BLOG: ODs should close offices during COVID-19 pandemic
These are unprecedented times for all of us. The last pandemic was the H1H1 flu virus of 2009. Although that outbreak resulted in over 60 million cases in the U.S. and unfolded over the course of a year, the mortality rate was only 0.02%.
Optometry’s role in this event was minimal. We saw our patients without disruption, took no unusual precautions and gave the event little thought.
The public health service, however, learned a lot from this experience. The loss of 12,500 lives, many of them young people with no immunity, was unacceptable. The CDC developed a host of programs to improve outcomes for the next pandemic. These included: Monitoring and Protection, Risk Assessment, Prevention and Treatment, and International Work.
The areas of prevention and treatment provide the key role for optometrists. Our unique access to patients at the time in their lives when they develop the risk factors that lead to poor outcomes in a pandemic are the same that reduce the quantity and quality of life. These are smoking, obesity, diabetes, dyslipidemia and hypertension. Identifying your patients who are at risk, on the path or struggling with these problems and intervening with health education, wellness programs or referral can lower the risk and improve outcomes. The improvement comes from increasing resistance to the agent of the pandemic and by increasing the odds of survival should your patient become infected.
One of the strategies that I personally employ and have recommended to my patients is intermittent fasting. This not only lowers virtually all the risk factors noted, it strengthens the immune system and improves the immune response to viral infections. In addition to my losing 25 pounds and lowering a number of my personal of risk factors, I did not contract the COVID-19 virus, despite the fact that I was late to close my offices. Say what? Close an office providing essential health care?
That’s correct. As essential as optometry may be for prevention and primary care, a pandemic event requires us to follow the CDC’s guidelines for nonpharmaceutical interventions. These include creating physical distance or “social distancing” and closing locations where people may be tempted to come in close distance to one another. This would include optometric practices. We should be on call to triage medical eye emergencies, use telemedicine and online resources when appropriate and educate patients who call the emergency line to try to pick up new glasses and contact lenses about the nature of the emergency and the CDC guidelines.

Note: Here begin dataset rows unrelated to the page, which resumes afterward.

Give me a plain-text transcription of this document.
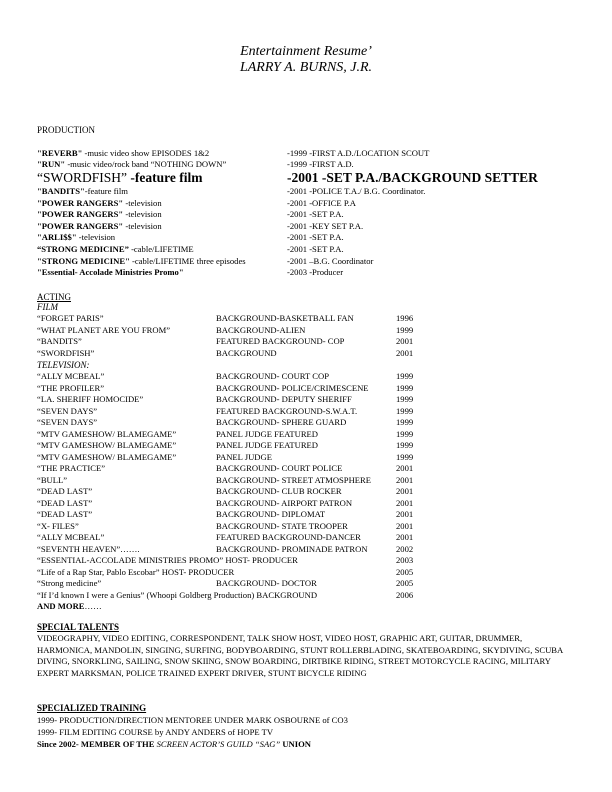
Entertainment Resume’
LARRY A. BURNS, J.R.
PRODUCTION
"REVERB" -music video show EPISODES 1&2	-1999 -FIRST A.D./LOCATION SCOUT
"RUN" -music video/rock band “NOTHING DOWN”	-1999 -FIRST A.D.
“SWORDFISH” -feature film	-2001 -SET P.A./BACKGROUND SETTER
"BANDITS"-feature film	-2001 -POLICE T.A./ B.G. Coordinator.
"POWER RANGERS" -television	-2001 -OFFICE P.A
"POWER RANGERS" -television	-2001 -SET P.A.
"POWER RANGERS" -television	-2001 -KEY SET P.A.
"ARLI$$" -television	-2001 -SET P.A.
“STRONG MEDICINE” -cable/LIFETIME	-2001 -SET P.A.
"STRONG MEDICINE" -cable/LIFETIME three episodes	-2001 –B.G. Coordinator
"Essential- Accolade Ministries Promo"	-2003 -Producer
ACTING
FILM
“FORGET PARIS”	BACKGROUND-BASKETBALL FAN	1996
“WHAT PLANET ARE YOU FROM”	BACKGROUND-ALIEN	1999
“BANDITS”	FEATURED BACKGROUND- COP	2001
“SWORDFISH”	BACKGROUND	2001
TELEVISION:
“ALLY MCBEAL”	BACKGROUND- COURT COP	1999
“THE PROFILER”	BACKGROUND- POLICE/CRIMESCENE	1999
“LA. SHERIFF HOMOCIDE”	BACKGROUND- DEPUTY SHERIFF	1999
“SEVEN DAYS”	FEATURED BACKGROUND-S.W.A.T.	1999
“SEVEN DAYS”	BACKGROUND- SPHERE GUARD	1999
“MTV GAMESHOW/ BLAMEGAME”	PANEL JUDGE FEATURED	1999
“MTV GAMESHOW/ BLAMEGAME”	PANEL JUDGE FEATURED	1999
“MTV GAMESHOW/ BLAMEGAME”	PANEL JUDGE	1999
“THE PRACTICE”	BACKGROUND- COURT POLICE	2001
“BULL”	BACKGROUND- STREET ATMOSPHERE	2001
“DEAD LAST”	BACKGROUND- CLUB ROCKER	2001
“DEAD LAST”	BACKGROUND- AIRPORT PATRON	2001
“DEAD LAST”	BACKGROUND- DIPLOMAT	2001
“X- FILES”	BACKGROUND- STATE TROOPER	2001
“ALLY MCBEAL”	FEATURED BACKGROUND-DANCER	2001
“SEVENTH HEAVEN”…….	BACKGROUND- PROMINADE PATRON	2002
“ESSENTIAL-ACCOLADE MINISTRIES PROMO” HOST- PRODUCER	2003
“Life of a Rap Star, Pablo Escobar” HOST- PRODUCER	2005
“Strong medicine”	BACKGROUND- DOCTOR	2005
“If I’d known I were a Genius” (Whoopi Goldberg Production) BACKGROUND	2006
AND MORE……
SPECIAL TALENTS
VIDEOGRAPHY, VIDEO EDITING, CORRESPONDENT, TALK SHOW HOST, VIDEO HOST, GRAPHIC ART, GUITAR, DRUMMER, HARMONICA, MANDOLIN, SINGING, SURFING, BODYBOARDING, STUNT ROLLERBLADING, SKATEBOARDING, SKYDIVING, SCUBA DIVING, SNORKLING, SAILING, SNOW SKIING, SNOW BOARDING, DIRTBIKE RIDING, STREET MOTORCYCLE RACING, MILITARY EXPERT MARKSMAN, POLICE TRAINED EXPERT DRIVER, STUNT BICYCLE RIDING
SPECIALIZED TRAINING
1999- PRODUCTION/DIRECTION MENTOREE UNDER MARK OSBOURNE of CO3
1999- FILM EDITING COURSE by ANDY ANDERS of HOPE TV
Since 2002- MEMBER OF THE SCREEN ACTOR’S GUILD “SAG” UNION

I admit that I was late to realize the importance of these guidelines. I thought that optometrists were essential health care providers, and because most of my patients have medical problems and are not routine, I should be out there on the front lines. As I read more and watched the numbers grow, I realized that I was part of the problem and that way too many of us thought that we were essential but actually were just serving as vectors to spread the virus.

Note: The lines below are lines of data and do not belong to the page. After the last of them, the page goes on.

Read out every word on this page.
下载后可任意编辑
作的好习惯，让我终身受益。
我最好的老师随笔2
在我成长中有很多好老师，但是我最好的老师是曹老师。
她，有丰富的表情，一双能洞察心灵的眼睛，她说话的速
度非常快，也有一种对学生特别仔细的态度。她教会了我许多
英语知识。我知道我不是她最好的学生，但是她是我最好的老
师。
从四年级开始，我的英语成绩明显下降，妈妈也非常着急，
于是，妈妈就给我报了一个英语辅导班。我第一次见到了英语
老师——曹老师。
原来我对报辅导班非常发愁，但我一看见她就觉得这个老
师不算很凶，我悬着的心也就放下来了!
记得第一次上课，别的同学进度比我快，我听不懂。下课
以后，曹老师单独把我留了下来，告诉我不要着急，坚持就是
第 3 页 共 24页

After years of asking my optometric colleagues to “step up” to their essential role in the health care system, I am now asking you to stand down and follow the critical public health guidelines to manage the pandemic.
References:
- CDC. 2009 H1H1 Pandemic – Summary of progress since 2009. Updated June 6, 2019. Accessed March 23, 2020. https://www.cdc.gov/flu/pandemic-resources/h1n1-summary.htm.
- CDC. Nonpharmaceutical interventions. Updated June 11, 2019. Accessed March 23, 2020.
- de Cabo R, Mattson MP. N Engl J Med. 2019;doi:10.1056/NEJMra1905136.
- University of Southern California News. Fasting triggers stem cell regeneration of damaged, old immune system. Posted June 14, 2014. https://news.usc.edu/63669/fasting-triggers-stem-cell-regeneration-of-damaged-old-immune-system/.
- Zenz G, et al. Front Neurosci. 2019;doi:10.3389/fnins.2019.00359.